Legislation aimed at barring nondisclosure agreements that are used to block release to the public of certain consumer or even governmental information got their first hearings this week. SB 1300 by Senator Ellen Corbett (D-San Leandro) was amended in the Senate Health Committee in the face of strong opposition from the California Hospital Association and similar health care provider alliances.  The bill was originally worded to prohibit a contract between a health care provider and a health care service plan or a health insurer from containing a provision that restricts the ability of the provider to furnish health care pricing or health care quality information to subscribers, enrollees, or insureds of the plan or insurer.  The amendment removes the provider from this prohibition and now affects only the health plan or insurer. According to the committee analysis, Corbett says the reason for the bill is to

allow health consumers to save money by allowing them to receive the  information they need in order to shop for health care  services.  She notes that an increasing number of consumers are in PPO plans, which often include sizeable deductibles and coinsurance requirements.  Since consumers must pay a portion or all of the cost of a given service  out-of-pocket under these plans, she argues that it is in consumers’ interest to determine the cost of a given procedure or service before they undergo the procedure, as  well as, determining which providers have the most favorable outcomes for the procedure.

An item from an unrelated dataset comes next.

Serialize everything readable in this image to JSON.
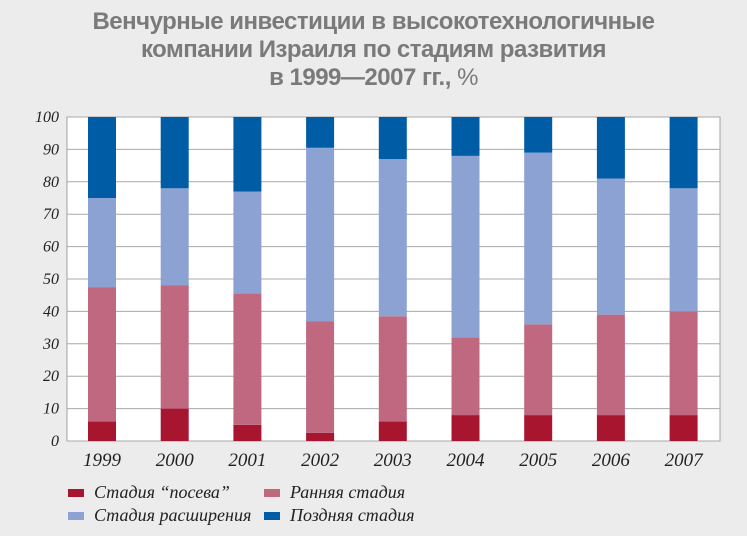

Meanwhile the Senate Judiciary Committee, chaired by Corbett, passed SB 1696  by Senator Leland Yee (D-San Francisco), which would provide that:

  • a state or local agency may not by confidentiality agreement or other contract make information confidential or disclosable only with permission of the other party to the contract, if that information is otherwise subject to disclosure under the California Public Records Act; and that
  • any contract entered into by a state or local agency subject to the Act, including the University of California, that requires a private entity to review, audit, or report on any aspect of that agency is public and subject to disclosure under the Act.

The bill was prompted by the experience of the San Francisco Chronicle, whose request for a copy of a program audit report from the University of California was met by a denial on the basis that, according to the California Newspaper Publishers Association, “the contract between UC and the auditor required the auditor’s consent before the report could be shared and the auditor refused to provide its consent.”